How To Prove MAX-SAT Is NP Complete
MAX-SAT problem is built on top of the Boolean Satisfiability Problem or SAT. Our premiss is a boolean formula with the following assumptions:
- conjunctive normal form with m clauses
- n literals
- input variable g where g ≤ m
We can then presume that if such a condition exists, then the result is an assignment of the literals such that at least g clauses evaluate to TRUE, otherwise it is FALSE.
How do we prove MAX-SAT is NP Complete?
SAT (i.e. B-SAT or Boolean SAT) the problem of determining if there exists an interpretation that satisfies a given Boolean formula.
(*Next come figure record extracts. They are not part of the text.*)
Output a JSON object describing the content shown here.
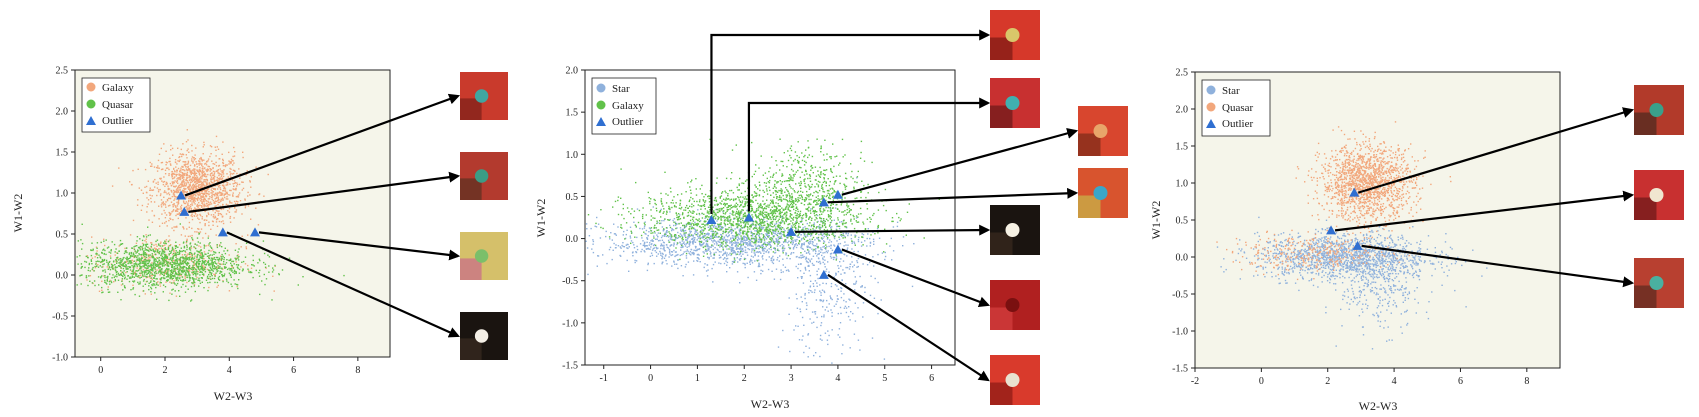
{
  "colors": {
    "Galaxy": "#f2a77c",
    "Quasar": "#f2a77c",
    "Star": "#8fb1dc",
    "GalaxyGreen": "#61c24a",
    "QuasarGreen": "#61c24a",
    "Outlier": "#2f6fd1",
    "plot_bg": "#f5f5ea"
  },
  "chart_data": [
    {
      "type": "scatter",
      "xlabel": "W2-W3",
      "ylabel": "W1-W2",
      "xlim": [
        -0.8,
        9
      ],
      "ylim": [
        -1.0,
        2.5
      ],
      "xticks": [
        0,
        2,
        4,
        6,
        8
      ],
      "yticks": [
        -1.0,
        -0.5,
        0.0,
        0.5,
        1.0,
        1.5,
        2.0,
        2.5
      ],
      "legend": [
        "Galaxy",
        "Quasar",
        "Outlier"
      ],
      "legend_colors": [
        "#f2a77c",
        "#61c24a",
        "#2f6fd1"
      ],
      "clusters": [
        {
          "series": "Galaxy",
          "color": "#f2a77c",
          "cx": 3.0,
          "cy": 1.05,
          "sx": 0.7,
          "sy": 0.22,
          "n": 1400
        },
        {
          "series": "Galaxy",
          "color": "#f2a77c",
          "cx": 2.0,
          "cy": 0.15,
          "sx": 1.2,
          "sy": 0.16,
          "n": 400
        },
        {
          "series": "Quasar",
          "color": "#61c24a",
          "cx": 2.0,
          "cy": 0.12,
          "sx": 1.3,
          "sy": 0.14,
          "n": 1500
        }
      ],
      "outliers": [
        [
          2.5,
          0.97
        ],
        [
          2.6,
          0.77
        ],
        [
          3.8,
          0.52
        ],
        [
          4.8,
          0.52
        ]
      ]
    },
    {
      "type": "scatter",
      "xlabel": "W2-W3",
      "ylabel": "W1-W2",
      "xlim": [
        -1.4,
        6.5
      ],
      "ylim": [
        -1.5,
        2.0
      ],
      "xticks": [
        -1,
        0,
        1,
        2,
        3,
        4,
        5,
        6
      ],
      "yticks": [
        -1.5,
        -1.0,
        -0.5,
        0.0,
        0.5,
        1.0,
        1.5,
        2.0
      ],
      "legend": [
        "Star",
        "Galaxy",
        "Outlier"
      ],
      "legend_colors": [
        "#8fb1dc",
        "#61c24a",
        "#2f6fd1"
      ],
      "clusters": [
        {
          "series": "Star",
          "color": "#8fb1dc",
          "cx": 1.8,
          "cy": -0.05,
          "sx": 1.4,
          "sy": 0.14,
          "n": 1500
        },
        {
          "series": "Star",
          "color": "#8fb1dc",
          "cx": 3.8,
          "cy": -0.6,
          "sx": 0.5,
          "sy": 0.4,
          "n": 300
        },
        {
          "series": "Galaxy",
          "color": "#61c24a",
          "cx": 2.2,
          "cy": 0.25,
          "sx": 1.2,
          "sy": 0.18,
          "n": 1600
        },
        {
          "series": "Galaxy",
          "color": "#61c24a",
          "cx": 3.3,
          "cy": 0.65,
          "sx": 0.6,
          "sy": 0.25,
          "n": 400
        }
      ],
      "outliers": [
        [
          1.3,
          0.22
        ],
        [
          2.1,
          0.25
        ],
        [
          3.0,
          0.08
        ],
        [
          3.7,
          0.43
        ],
        [
          4.0,
          0.52
        ],
        [
          4.0,
          -0.13
        ],
        [
          3.7,
          -0.43
        ]
      ]
    },
    {
      "type": "scatter",
      "xlabel": "W2-W3",
      "ylabel": "W1-W2",
      "xlim": [
        -2,
        9
      ],
      "ylim": [
        -1.5,
        2.5
      ],
      "xticks": [
        -2,
        0,
        2,
        4,
        6,
        8
      ],
      "yticks": [
        -1.5,
        -1.0,
        -0.5,
        0.0,
        0.5,
        1.0,
        1.5,
        2.0,
        2.5
      ],
      "legend": [
        "Star",
        "Quasar",
        "Outlier"
      ],
      "legend_colors": [
        "#8fb1dc",
        "#f2a77c",
        "#2f6fd1"
      ],
      "clusters": [
        {
          "series": "Star",
          "color": "#8fb1dc",
          "cx": 2.5,
          "cy": 0.0,
          "sx": 1.3,
          "sy": 0.15,
          "n": 1400
        },
        {
          "series": "Star",
          "color": "#8fb1dc",
          "cx": 3.6,
          "cy": -0.4,
          "sx": 0.6,
          "sy": 0.3,
          "n": 300
        },
        {
          "series": "Quasar",
          "color": "#f2a77c",
          "cx": 3.2,
          "cy": 1.0,
          "sx": 0.7,
          "sy": 0.25,
          "n": 1500
        },
        {
          "series": "Quasar",
          "color": "#f2a77c",
          "cx": 1.5,
          "cy": 0.05,
          "sx": 1.2,
          "sy": 0.12,
          "n": 300
        }
      ],
      "outliers": [
        [
          2.8,
          0.87
        ],
        [
          2.1,
          0.36
        ],
        [
          2.9,
          0.15
        ]
      ]
    }
  ],
  "thumbnails": [
    {
      "id": "p1-t1",
      "colors": [
        "#c93a2c",
        "#3fa6a1",
        "#7a1f18"
      ]
    },
    {
      "id": "p1-t2",
      "colors": [
        "#b33a2e",
        "#3b9c85",
        "#5a3021"
      ]
    },
    {
      "id": "p1-t3",
      "colors": [
        "#d5c06a",
        "#7bbf6a",
        "#c76a8a"
      ]
    },
    {
      "id": "p1-t4",
      "colors": [
        "#1a1410",
        "#f4efe6",
        "#3a2b22"
      ]
    },
    {
      "id": "p2-t1",
      "colors": [
        "#d6382a",
        "#d9c66a",
        "#7a1a14"
      ]
    },
    {
      "id": "p2-t2",
      "colors": [
        "#c83030",
        "#40b0b0",
        "#6a1818"
      ]
    },
    {
      "id": "p2-t3",
      "colors": [
        "#1a1410",
        "#f6f1e4",
        "#3a2a20"
      ]
    },
    {
      "id": "p2-t4",
      "colors": [
        "#b02020",
        "#7a1010",
        "#d64040"
      ]
    },
    {
      "id": "p2-t5",
      "colors": [
        "#d93a2c",
        "#e9e2d0",
        "#8a1a14"
      ]
    },
    {
      "id": "p2-t6",
      "colors": [
        "#d8462e",
        "#e8a56a",
        "#7a2a18"
      ]
    },
    {
      "id": "p2-t7",
      "colors": [
        "#d8542e",
        "#3aa6c8",
        "#c8b84a"
      ]
    },
    {
      "id": "p3-t1",
      "colors": [
        "#b23a2a",
        "#3aa08a",
        "#4a2a20"
      ]
    },
    {
      "id": "p3-t2",
      "colors": [
        "#c83030",
        "#f0e6d0",
        "#6a1818"
      ]
    },
    {
      "id": "p3-t3",
      "colors": [
        "#b84030",
        "#4ab0a0",
        "#5a2a20"
      ]
    }
  ]
}
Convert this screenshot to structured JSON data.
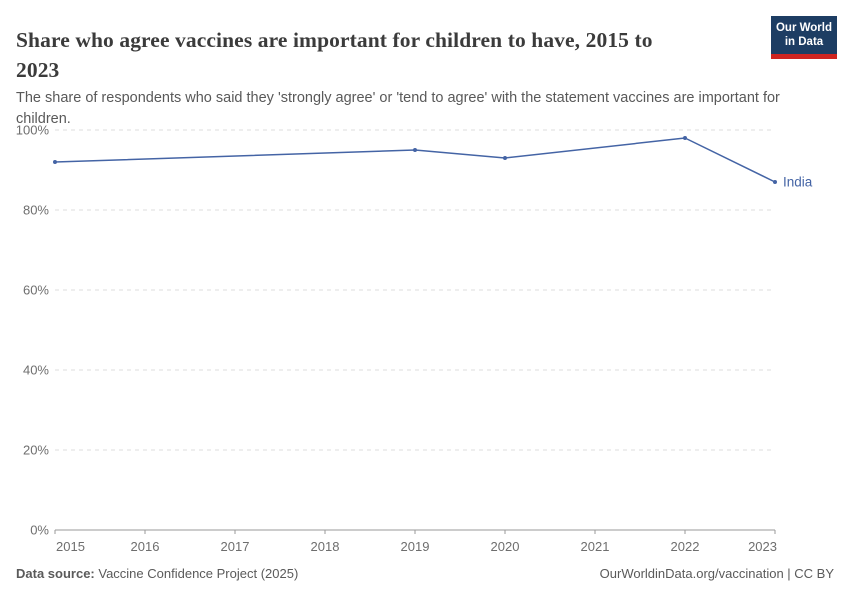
{
  "header": {
    "title": "Share who agree vaccines are important for children to have, 2015 to 2023",
    "subtitle": "The share of respondents who said they 'strongly agree' or 'tend to agree' with the statement vaccines are important for children.",
    "logo": {
      "line1": "Our World",
      "line2": "in Data",
      "bg_color": "#1d3d63",
      "accent_color": "#cf2420"
    }
  },
  "chart_data": {
    "type": "line",
    "title": "Share who agree vaccines are important for children to have, 2015 to 2023",
    "xlabel": "",
    "ylabel": "",
    "xlim": [
      2015,
      2023
    ],
    "ylim": [
      0,
      100
    ],
    "x_ticks": [
      2015,
      2016,
      2017,
      2018,
      2019,
      2020,
      2021,
      2022,
      2023
    ],
    "y_ticks": [
      0,
      20,
      40,
      60,
      80,
      100
    ],
    "y_tick_suffix": "%",
    "grid": "horizontal-dashed",
    "legend_position": "end-of-line-label",
    "series": [
      {
        "name": "India",
        "color": "#4464a5",
        "data": [
          {
            "x": 2015,
            "y": 92
          },
          {
            "x": 2019,
            "y": 95
          },
          {
            "x": 2020,
            "y": 93
          },
          {
            "x": 2022,
            "y": 98
          },
          {
            "x": 2023,
            "y": 87
          }
        ]
      }
    ],
    "colors": {
      "gridline": "#dcdcdc",
      "axis_line": "#9a9a9a",
      "tick_label": "#6e6e6e"
    }
  },
  "footer": {
    "source_label": "Data source:",
    "source_value": " Vaccine Confidence Project (2025)",
    "credit": "OurWorldinData.org/vaccination | CC BY"
  }
}
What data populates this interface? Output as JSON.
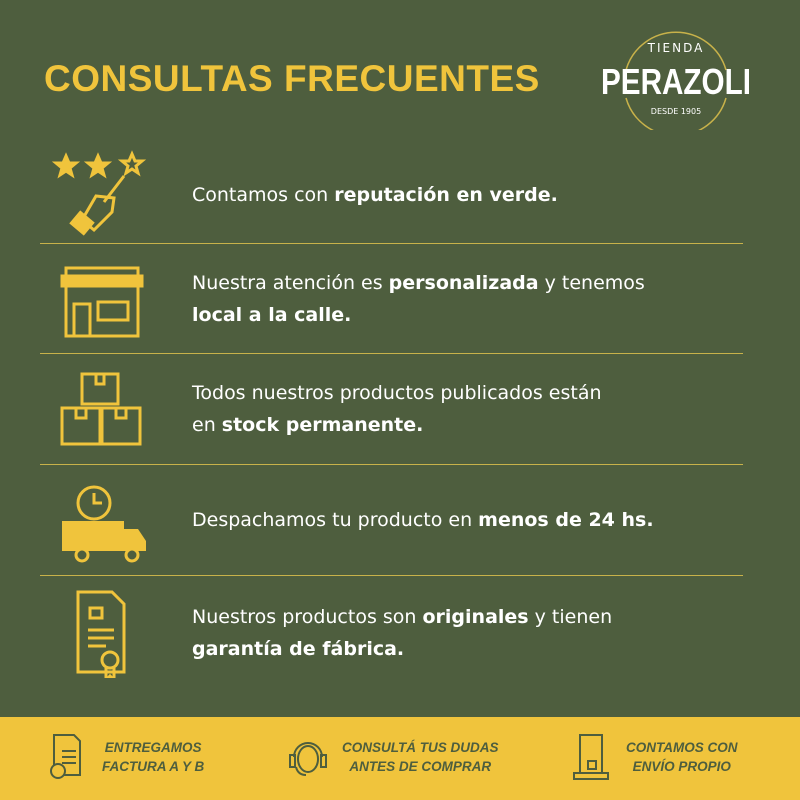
{
  "header": {
    "title": "CONSULTAS FRECUENTES"
  },
  "logo": {
    "top": "TIENDA",
    "name": "PERAZOLI",
    "bottom": "DESDE 1905"
  },
  "items": [
    {
      "icon": "rating-stars-hand-icon",
      "pre": "Contamos con ",
      "bold": "reputación en verde.",
      "mid": "",
      "bold2": ""
    },
    {
      "icon": "storefront-icon",
      "pre": "Nuestra atención es ",
      "bold": "personalizada",
      "mid": " y tenemos",
      "bold2": "local a la calle."
    },
    {
      "icon": "boxes-icon",
      "pre": "Todos nuestros productos publicados están",
      "bold": "",
      "mid": "en ",
      "bold2": "stock permanente."
    },
    {
      "icon": "delivery-truck-clock-icon",
      "pre": "Despachamos tu producto en ",
      "bold": "menos de 24 hs.",
      "mid": "",
      "bold2": ""
    },
    {
      "icon": "certificate-icon",
      "pre": "Nuestros productos son ",
      "bold": "originales",
      "mid": " y tienen",
      "bold2": "garantía de fábrica."
    }
  ],
  "footer": [
    {
      "icon": "invoice-icon",
      "l1": "ENTREGAMOS",
      "l2": "FACTURA A Y B"
    },
    {
      "icon": "headset-support-icon",
      "l1": "CONSULTÁ TUS DUDAS",
      "l2": "ANTES DE COMPRAR"
    },
    {
      "icon": "door-package-icon",
      "l1": "CONTAMOS CON",
      "l2": "ENVÍO PROPIO"
    }
  ],
  "colors": {
    "background": "#4e5e3e",
    "accent": "#f0c43c"
  }
}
It must be able to assign a value to a variable that is either TRUE or FALSE, but it must always evaluate to TRUE.
MAX-SAT is the maximum satisfiability problem in non-deterministic polynomial time.We take the maximum number of clauses that can be satisfied by any assignment and that the given problem minimum clauses satisfied is the value of g.
The MAX-SAT Problem
We describe the following:
- Input — Conjunctive normal forms of m clauses and n literals in Boolean formula and g as an input variable where g ≤ m.
- Output — If at-least g clauses are evaluated to TRUE, then assignment of literals is returned, otherwise FALSE.
Next we must do two steps to prove a problem is NP Complete.
- Prove that the given MAX-SAT belongs to the NP Class
- The other problems in the NP Class can be polynomial time reducible to that problem (i..e. NP-Hard).
MAX-SAT Belongs To NP Class
In order for proof of being an NP Class, the solution to the problem is verified in polynomial time.
- Given input I to MAX-SAT and a solution S, we can check whether each literal is evaluated to TRUE/FALSE, and there are n literals in a clause.
- The time complexity is O(n) per clause, and there are m clauses.
- Total running time is O(nm), which is polynomial in nature.
If the three conditions are observed then MAX-SAT belongs to an NP Class.
MAX-SAT is NP-Hard
For the problem to be NP Complete, we must prove it is also NP-Hard. To show that it is NP-Hard, we show that MAX-SAT is a proof of SAT as NP Complete. The problem should be as difficult as the known NP-Complete problem.
This requires a reduction technique for SAT -> MAX-SAT (i.e. input conversion) process.
- For SAT, given a function f with n literals and m clauses in CNF form. For MAX-SAT, input function is going to be f’ with m’ clauses and n’ literals and integer g.
- Transform the given input from SAT -> MAX-SAT
- Take input from SAT problem in CNF form f having n literals and m clauses.
- Set g = m
The transformation is O(1) since we need to map the value of g=m which is polynomial in time.
Next, we need to convert the output from MAX-SAT to output to SAT.
- If MAX-SAT returns FALSE then return FALSE for SAT.
- If MAX-SAT returns the solution as the assignment of literals, then return same solution for all literals.
Assigning values to n literals takes O(n) time, which makes output conversion also polynomial in time.
Proof Of Correctness
We now need to prove the correctness of the problem.
Forward Implication: If f is satisfied then f’ is satisfied i.e f →f’
- SAT i.e f is satisfied then m clauses are set to be TRUE and since g=m in MAX-SAT, m clauses are satisfied in f’. Hence MAX-SAT would also be satisfied.
- SAT (in all other assignments) where satisfied clauses are going to be less than m, the MAX-SAT will not be satisfied.
Reverse Implication: If f’ is satisfied then f is satisfied i.e f’ →f
- MAX-SAT i.e f’ is satisfied, then g=m clauses are satisfied.
- SAT needs to have m clauses satisfied, SAT will also be satisfied.
This means that if f is satisfied ↔ f’ is satisfied is correct. That menas SAT -> MAX-SAT reduction can be done in polynomial time.
MAX-SAT is NP-Hard, if the solution presented can easily lead to the boolean satisfiability problem which is NP Complete. The problem can be verified in polynomial time complexity.